In a recent study, Matthew Killingsworth and Daniel Gilbert sampled the daily activities over 2,000 adults. They found that 47 percent of the time participants were not focused on what they were doing, and they reported being less happy. Wendy Hasenkamp, in How to Focus a Wandering Mind, points out that recent research shows practicing meditation can help us to pay attention, improve our memory, and improve test scores.
Recent behavioral research shows that practicing meditation trains various aspects of attention. Studies show that meditation training not only improves working memory and fluid intelligence, but even standardized test scores.
We can train our mind to focus to pay attention through meditation. We meditate with the goal of keeping our attention on the breath. When we meditate our attention often wanders until we realize our mind is no longer focused on the breath.
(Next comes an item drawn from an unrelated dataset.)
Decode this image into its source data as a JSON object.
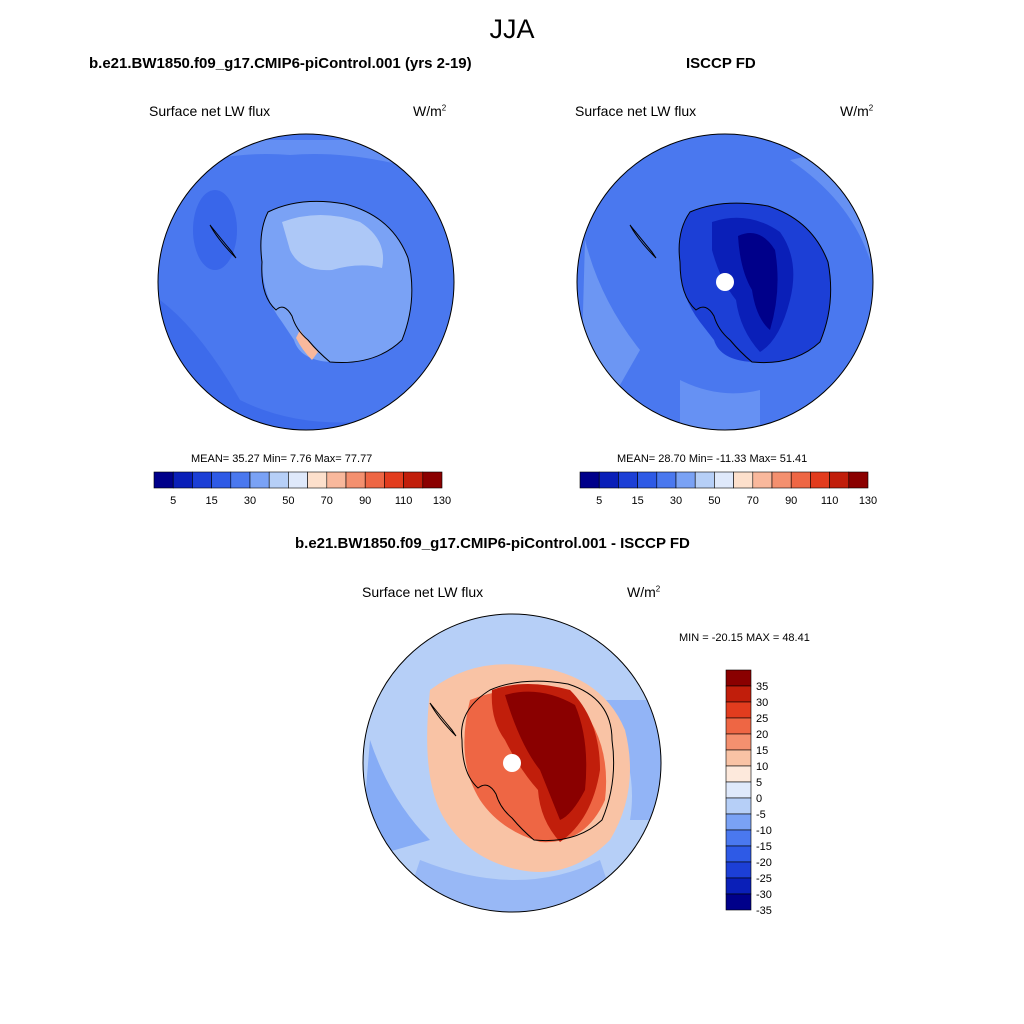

When we become aware we are not focused on the breath, our attention brings us back to the breath. A few moments later, the cycle repeats. With repeated practice it becomes easier to drop our current train of thought and return our focus to the breath. This repeated mental exercise, through meditation, builds our brain. It’s like going to the gym, only you build your brain instead of your muscles. Make mediation a habit in your life and train your brain to pay attention.
While doing his PhD research with Dan Gilbert at Harvard, Matt Killingsworth invented a nifty tool for investigating happiness: an iPhone app called Track Your Happiness that captured feelings in real time. (Basically, it pings you at random times and asks: How are you feeling right now, and what are you doing?) Data captured from the study became the landmark paper “A Wandering Mind Is an Unhappy Mind” (PDF).